Ugo Ehiogu’s death leaves Chelsea’s Antonio Conte pondering own mortality

• Conte expects Ehiogu’s passing to overshadow FA Cup semi-final with Spurs
• ‘Sometimes you think you should live the life more and not be angry’

Antonio Conte has admitted that the sudden death of the Tottenham Under-23 coach and former England international defender Ugo Ehiogu will overshadow the build-up to Chelsea’s FA Cup semi-final against Tottenham, the team with whom they are also vying for the Premier League title.

The Chelsea manager said he expected there to be “a strange atmosphere” as Ehiogu is remembered before kick-off at Wembley, and that the news has forced him to consider his own mortality. Ehiogu, at 44, was three years younger than the Italian. “It is a shock, for sure,” he said. “When this type of situation happens I am a 47-year-old, a former player, and a coach. You think – for sure, this could happen to me. You think about this, and you hope that this situation never happens to someone. But when it happens, you reflect a lot about life. And sometimes you think [you should] live the life more, and not sometimes be angry for stupid problems. Because you don’t know if the day after you’ll be here, or another place.”

Conte has also been dealing with the impact of two losses in the last four Chelsea games, in which time Spurs have trimmed their lead at the top of the Premier League table from a comfortable 10 points to a nervy four. Add to this an illness to Gary Cahill which will, at a crucial stage of the season, deny him the services of a defender who has been on the field for all but six minutes of the league campaign. “This situation is very clear for us,” he said. “We are in trouble.”

Cahill’s absence might have been considered an ideal opportunity to rehabilitate the club captain, John Terry, who has started three of Chelsea’s four FA Cup ties on their road to Wembley. Instead Conte revealed that he would put his trust in Nathan Aké, the 22-year-old Dutchman who is yet to make a league appearance since returning from a loan spell at Bournemouth in January.

“Aké has been showing me in all this period, always a great commitment. He worked very hard, his behaviour was fantastic,” Conte said. “And don’t forget that Aké was playing every game with Bournemouth, and he wanted to come and try to help us fight for the title. I think he’s a good player, he deserves this opportunity and I trust him. I have no problem to take this decision.”

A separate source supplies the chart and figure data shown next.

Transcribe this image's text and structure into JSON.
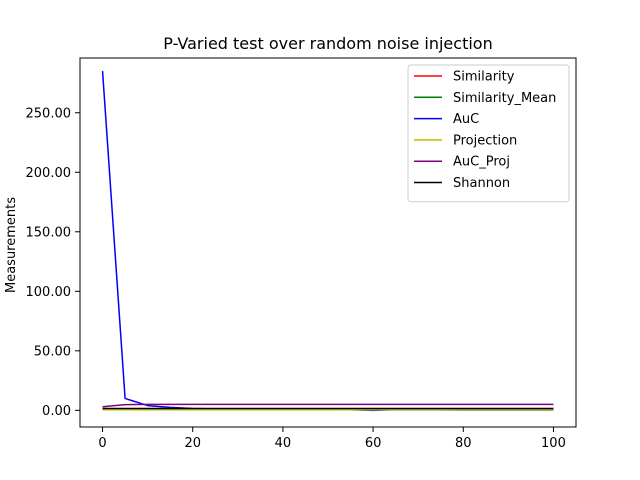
{
  "chart_data": {
    "type": "line",
    "title": "P-Varied test over random noise injection",
    "xlabel": "",
    "ylabel": "Measurements",
    "xlim": [
      -5,
      105
    ],
    "ylim": [
      -14,
      296
    ],
    "xticks": [
      0,
      20,
      40,
      60,
      80,
      100
    ],
    "xtick_labels": [
      "0",
      "20",
      "40",
      "60",
      "80",
      "100"
    ],
    "yticks": [
      0,
      50,
      100,
      150,
      200,
      250
    ],
    "ytick_labels": [
      "0.00",
      "50.00",
      "100.00",
      "150.00",
      "200.00",
      "250.00"
    ],
    "grid": false,
    "legend_position": "top-right",
    "x": [
      0,
      5,
      10,
      15,
      20,
      25,
      30,
      35,
      40,
      45,
      50,
      55,
      60,
      65,
      70,
      75,
      80,
      85,
      90,
      95,
      100
    ],
    "series": [
      {
        "name": "Similarity",
        "color": "#ff0000",
        "values": [
          1.0,
          0.8,
          0.7,
          0.6,
          0.6,
          0.5,
          0.5,
          0.5,
          0.5,
          0.5,
          0.5,
          0.5,
          0.5,
          0.5,
          0.5,
          0.5,
          0.5,
          0.5,
          0.5,
          0.5,
          0.5
        ]
      },
      {
        "name": "Similarity_Mean",
        "color": "#008000",
        "values": [
          1.0,
          1.0,
          1.0,
          1.0,
          1.0,
          1.0,
          1.0,
          1.0,
          1.0,
          1.0,
          1.0,
          1.0,
          1.0,
          1.0,
          1.0,
          1.0,
          1.0,
          1.0,
          1.0,
          1.0,
          1.0
        ]
      },
      {
        "name": "AuC",
        "color": "#0000ff",
        "values": [
          285,
          10,
          4,
          2.5,
          1.5,
          1.2,
          1.0,
          1.0,
          0.8,
          0.8,
          0.6,
          0.5,
          0,
          0.5,
          0.4,
          0.4,
          0.3,
          0.3,
          0.3,
          0.3,
          0.3
        ]
      },
      {
        "name": "Projection",
        "color": "#bfbf00",
        "values": [
          0.5,
          0.5,
          0.5,
          0.5,
          0.5,
          0.5,
          0.5,
          0.5,
          0.5,
          0.5,
          0.5,
          0.5,
          0.5,
          0.5,
          0.5,
          0.5,
          0.5,
          0.5,
          0.5,
          0.5,
          0.5
        ]
      },
      {
        "name": "AuC_Proj",
        "color": "#800080",
        "values": [
          3.0,
          4.8,
          5.0,
          5.0,
          5.0,
          5.0,
          5.0,
          5.0,
          5.0,
          5.0,
          5.0,
          5.0,
          5.0,
          5.0,
          5.0,
          5.0,
          5.0,
          5.0,
          5.0,
          5.0,
          5.0
        ]
      },
      {
        "name": "Shannon",
        "color": "#000000",
        "values": [
          1.5,
          1.5,
          1.5,
          1.5,
          1.5,
          1.5,
          1.5,
          1.5,
          1.5,
          1.5,
          1.5,
          1.5,
          1.5,
          1.5,
          1.5,
          1.5,
          1.5,
          1.5,
          1.5,
          1.5,
          1.5
        ]
      }
    ]
  }
}
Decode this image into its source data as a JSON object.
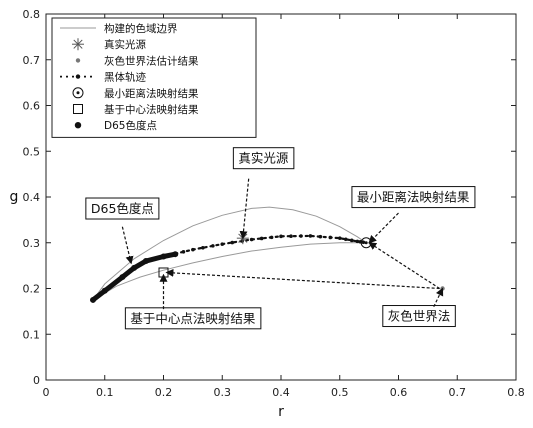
{
  "chart_data": {
    "type": "line",
    "xlabel": "r",
    "ylabel": "g",
    "xlim": [
      0,
      0.8
    ],
    "ylim": [
      0,
      0.8
    ],
    "x_ticks": [
      0,
      0.1,
      0.2,
      0.3,
      0.4,
      0.5,
      0.6,
      0.7,
      0.8
    ],
    "y_ticks": [
      0,
      0.1,
      0.2,
      0.3,
      0.4,
      0.5,
      0.6,
      0.7,
      0.8
    ],
    "x_tick_labels": [
      "0",
      "0.1",
      "0.2",
      "0.3",
      "0.4",
      "0.5",
      "0.6",
      "0.7",
      "0.8"
    ],
    "y_tick_labels": [
      "0",
      "0.1",
      "0.2",
      "0.3",
      "0.4",
      "0.5",
      "0.6",
      "0.7",
      "0.8"
    ],
    "grid": false,
    "legend_position": "top-left",
    "legend": [
      {
        "label": "构建的色域边界",
        "marker": "line"
      },
      {
        "label": "真实光源",
        "marker": "asterisk"
      },
      {
        "label": "灰色世界法估计结果",
        "marker": "small-dot"
      },
      {
        "label": "黑体轨迹",
        "marker": "dash-dot-dots"
      },
      {
        "label": "最小距离法映射结果",
        "marker": "circle"
      },
      {
        "label": "基于中心法映射结果",
        "marker": "square"
      },
      {
        "label": "D65色度点",
        "marker": "filled-dot"
      }
    ],
    "series": [
      {
        "name": "构建的色域边界",
        "style": "thin-line",
        "color": "#9a9a9a",
        "segments": [
          [
            [
              0.08,
              0.175
            ],
            [
              0.1,
              0.21
            ],
            [
              0.15,
              0.265
            ],
            [
              0.2,
              0.305
            ],
            [
              0.25,
              0.337
            ],
            [
              0.3,
              0.36
            ],
            [
              0.35,
              0.375
            ],
            [
              0.38,
              0.378
            ],
            [
              0.42,
              0.372
            ],
            [
              0.46,
              0.358
            ],
            [
              0.5,
              0.335
            ],
            [
              0.53,
              0.313
            ],
            [
              0.545,
              0.3
            ]
          ],
          [
            [
              0.08,
              0.175
            ],
            [
              0.12,
              0.205
            ],
            [
              0.16,
              0.225
            ],
            [
              0.2,
              0.24
            ],
            [
              0.25,
              0.256
            ],
            [
              0.3,
              0.27
            ],
            [
              0.35,
              0.282
            ],
            [
              0.4,
              0.29
            ],
            [
              0.45,
              0.297
            ],
            [
              0.5,
              0.3
            ],
            [
              0.545,
              0.3
            ]
          ]
        ]
      },
      {
        "name": "黑体轨迹",
        "style": "dash-dot",
        "color": "#111111",
        "points": [
          [
            0.08,
            0.175
          ],
          [
            0.1,
            0.195
          ],
          [
            0.13,
            0.225
          ],
          [
            0.15,
            0.245
          ],
          [
            0.17,
            0.26
          ],
          [
            0.2,
            0.27
          ],
          [
            0.25,
            0.285
          ],
          [
            0.3,
            0.297
          ],
          [
            0.35,
            0.307
          ],
          [
            0.4,
            0.314
          ],
          [
            0.45,
            0.315
          ],
          [
            0.5,
            0.31
          ],
          [
            0.53,
            0.303
          ],
          [
            0.545,
            0.3
          ]
        ]
      },
      {
        "name": "D65色度点",
        "style": "thick-line",
        "color": "#111111",
        "points": [
          [
            0.08,
            0.175
          ],
          [
            0.1,
            0.195
          ],
          [
            0.13,
            0.225
          ],
          [
            0.15,
            0.245
          ],
          [
            0.17,
            0.26
          ],
          [
            0.2,
            0.27
          ],
          [
            0.22,
            0.275
          ]
        ]
      }
    ],
    "markers": [
      {
        "name": "真实光源",
        "marker": "asterisk",
        "x": 0.335,
        "y": 0.31
      },
      {
        "name": "灰色世界法估计结果",
        "marker": "small-dot",
        "x": 0.675,
        "y": 0.2
      },
      {
        "name": "最小距离法映射结果",
        "marker": "circle",
        "x": 0.545,
        "y": 0.3
      },
      {
        "name": "基于中心法映射结果",
        "marker": "square",
        "x": 0.2,
        "y": 0.235
      }
    ],
    "annotations": [
      {
        "text": "真实光源",
        "box_at": [
          0.37,
          0.475
        ],
        "arrow_from": [
          0.345,
          0.44
        ],
        "arrow_to": [
          0.335,
          0.31
        ]
      },
      {
        "text": "最小距离法映射结果",
        "box_at": [
          0.625,
          0.39
        ],
        "arrow_from": [
          0.6,
          0.365
        ],
        "arrow_to": [
          0.55,
          0.3
        ]
      },
      {
        "text": "D65色度点",
        "box_at": [
          0.13,
          0.365
        ],
        "arrow_from": [
          0.13,
          0.335
        ],
        "arrow_to": [
          0.145,
          0.255
        ]
      },
      {
        "text": "基于中心点法映射结果",
        "box_at": [
          0.25,
          0.125
        ],
        "arrow_from": [
          0.2,
          0.155
        ],
        "arrow_to": [
          0.2,
          0.23
        ]
      },
      {
        "text": "灰色世界法",
        "box_at": [
          0.635,
          0.13
        ],
        "arrow_from": [
          0.66,
          0.16
        ],
        "arrow_to": [
          0.675,
          0.2
        ]
      }
    ],
    "extra_arrows": [
      {
        "from": [
          0.67,
          0.2
        ],
        "to": [
          0.205,
          0.235
        ]
      },
      {
        "from": [
          0.67,
          0.2
        ],
        "to": [
          0.55,
          0.3
        ]
      }
    ]
  }
}
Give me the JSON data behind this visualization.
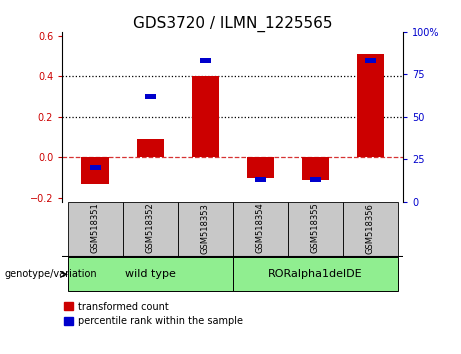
{
  "title": "GDS3720 / ILMN_1225565",
  "samples": [
    "GSM518351",
    "GSM518352",
    "GSM518353",
    "GSM518354",
    "GSM518355",
    "GSM518356"
  ],
  "red_values": [
    -0.13,
    0.09,
    0.4,
    -0.1,
    -0.11,
    0.51
  ],
  "blue_percentiles": [
    20,
    62,
    83,
    13,
    13,
    83
  ],
  "ylim_left": [
    -0.22,
    0.62
  ],
  "ylim_right": [
    0,
    100
  ],
  "yticks_left": [
    -0.2,
    0.0,
    0.2,
    0.4,
    0.6
  ],
  "yticks_right": [
    0,
    25,
    50,
    75,
    100
  ],
  "red_color": "#CC0000",
  "blue_color": "#0000CC",
  "bar_width": 0.5,
  "blue_bar_width": 0.2,
  "tick_bg_color": "#c8c8c8",
  "group_bg_color": "#90EE90",
  "legend_red": "transformed count",
  "legend_blue": "percentile rank within the sample",
  "title_fontsize": 11,
  "tick_fontsize": 7,
  "sample_fontsize": 6,
  "group_fontsize": 8,
  "legend_fontsize": 7,
  "groups": [
    {
      "label": "wild type",
      "start": 0,
      "end": 2
    },
    {
      "label": "RORalpha1delDE",
      "start": 3,
      "end": 5
    }
  ],
  "group_label": "genotype/variation",
  "hlines_dotted": [
    0.2,
    0.4
  ],
  "hline_dash": 0.0
}
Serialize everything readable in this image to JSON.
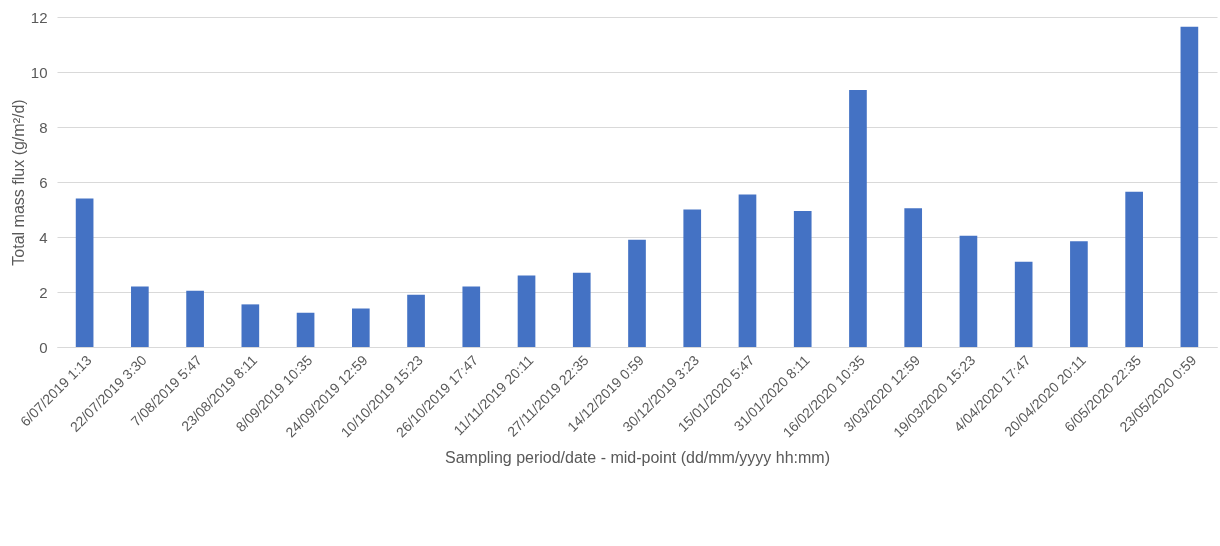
{
  "chart_data": {
    "type": "bar",
    "xlabel": "Sampling period/date - mid-point (dd/mm/yyyy hh:mm)",
    "ylabel": "Total mass flux (g/m²/d)",
    "categories": [
      "6/07/2019 1:13",
      "22/07/2019 3:30",
      "7/08/2019 5:47",
      "23/08/2019 8:11",
      "8/09/2019 10:35",
      "24/09/2019 12:59",
      "10/10/2019 15:23",
      "26/10/2019 17:47",
      "11/11/2019 20:11",
      "27/11/2019 22:35",
      "14/12/2019 0:59",
      "30/12/2019 3:23",
      "15/01/2020 5:47",
      "31/01/2020 8:11",
      "16/02/2020 10:35",
      "3/03/2020 12:59",
      "19/03/2020 15:23",
      "4/04/2020 17:47",
      "20/04/2020 20:11",
      "6/05/2020 22:35",
      "23/05/2020 0:59"
    ],
    "values": [
      5.4,
      2.2,
      2.05,
      1.55,
      1.25,
      1.4,
      1.9,
      2.2,
      2.6,
      2.7,
      3.9,
      5.0,
      5.55,
      4.95,
      9.35,
      5.05,
      4.05,
      3.1,
      3.85,
      5.65,
      11.65
    ],
    "color": "#4472c4",
    "ylim": [
      0,
      12
    ],
    "yticks": [
      0,
      2,
      4,
      6,
      8,
      10,
      12
    ],
    "grid": "y"
  }
}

Chelsea follow the semi-final with a league game at home to Southampton on Tuesday and a visit to Everton the following Sunday, an eight-day period that may come to define their season, and Conte hinted he may as a result be unable to field his strongest side at Wembley. “I think the FA Cup is a great competition. There is a great tradition in this competition and we want to respect this,” he said. “But I think also when there is a clash with a game you have to play in the league this situation is very clear for us, we are in trouble to face this situation. I have to take the best decision, to find the right balance.”

Rather than complain about the pressure, the injuries and the fixture congestion with which he is being forced to cope as the season reaches its decisive period, Conte said he and his players would be approaching it with relish. “We have to enjoy this moment, because this moment is great for everyone,” he said. “For me, in my first season, and for my players because they worked a lot to arrive at this point. I think we have to enjoy this moment, to help each other, and to live with joy because if we think of where we started this season, I think every one of us would have signed up to have the situation we face now.”

Conte dismissed Mauricio Pochettino’s suggestion that Chelsea’s gilded recent history and current league leadership make them heavy favourites for the game as an excuse. “They are top of the league and then there is the experienced players and the manager that they have,” the Spurs manager had said. “We are talking about a team that, in the last five years, has won European competitions, World Cups, and a manager who won the title in Italy. They’re more experienced.”

Conte, however, contended that his side are underdogs because he is still “building a foundation” as he approaches the conclusion to his first season in England. “I think that Tottenham must be considered at the top, because they are now a really great power in English football,” he said. “They have been working three years and I think it’s the right moment not to consider them underdogs and have this excuse. They are a great team and for the second year they are fighting for the title. Last year they missed this, this year they are trying again, and I think in the future they will fight every year for the title because they are full of strong players and they are building something important.”